- Theatrical release poster
- Directed by: Russ Meyer
- Written by: Russ Meyer
- Produced by: Russ Meyer
- Starring: Veronique Gabriel; Gigi La Touche; Abundavita; Denise Du Vall; Heide Richter; Yvette Le Grand;
- Cinematography: Russ Meyer
- Edited by: Russ Meyer
- Music by: Marlin Skiles
- Distributed by: Eve Productions
- Release date: March 28, 1963;
- Running time: 72 minutes
- Country: United States
- Language: English

= Europe in the Raw =

Europe in the Raw is a 1963 American documentary film written and directed by Russ Meyer.
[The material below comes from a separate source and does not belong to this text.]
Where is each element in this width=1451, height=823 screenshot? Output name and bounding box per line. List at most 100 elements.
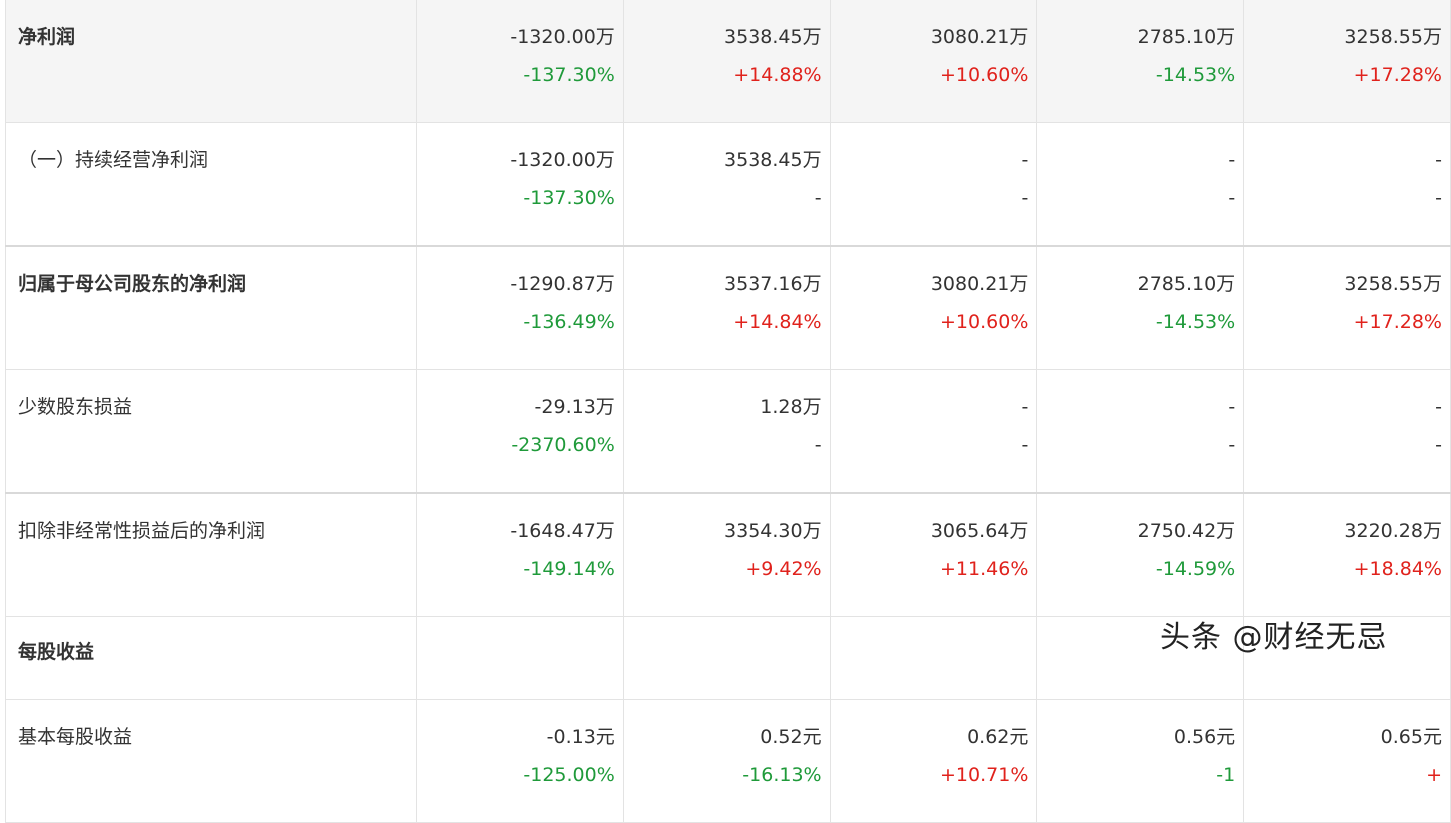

It was released on March 28, 1963.

==Cast==
- Veronique Gabriel
- Gigi La Touche
- Abundavita
- Denise Du Vall
- Heide Richter
- Yvette Le Grand
- Greta Thorwald
- Shawn Devereaux
- Franklin L. Thistle

==Production==
Meyer shot the film in Europe after completing production of Fanny Hill (1964). According to Roger Ebert, Meyer "concealed a 16-mm camera in a suitcase and got footage in the red-light districts of Paris, Amsterdam and elsewhere." Meyer later felt the suitcase camera was unhandy and difficult to use, and that he would not recommend making a film in that way again."

==Reception==
Boxoffice wrote: "Enterprising producer-director-cameraman Russ Meyer, trekking along the highways and byways of Europe, comes up with entertainment that can be aggressively, imaginatively sold to the male crowd. ... This is not, by any stretch of the imagination, to be recommended for the naive, gullible and impressionable. It's strictly adult entertainment and best to be played off in the larger cities. The smaller communities, by tradition, seem to frown on such screen presentations, and where the local showman feels antagonism will be registered against his theatre and the film industry, it might well be a good idea to screen the attraction for reigning authorities. Meyer is not a novice; he has a keen awareness of what will register on the screen."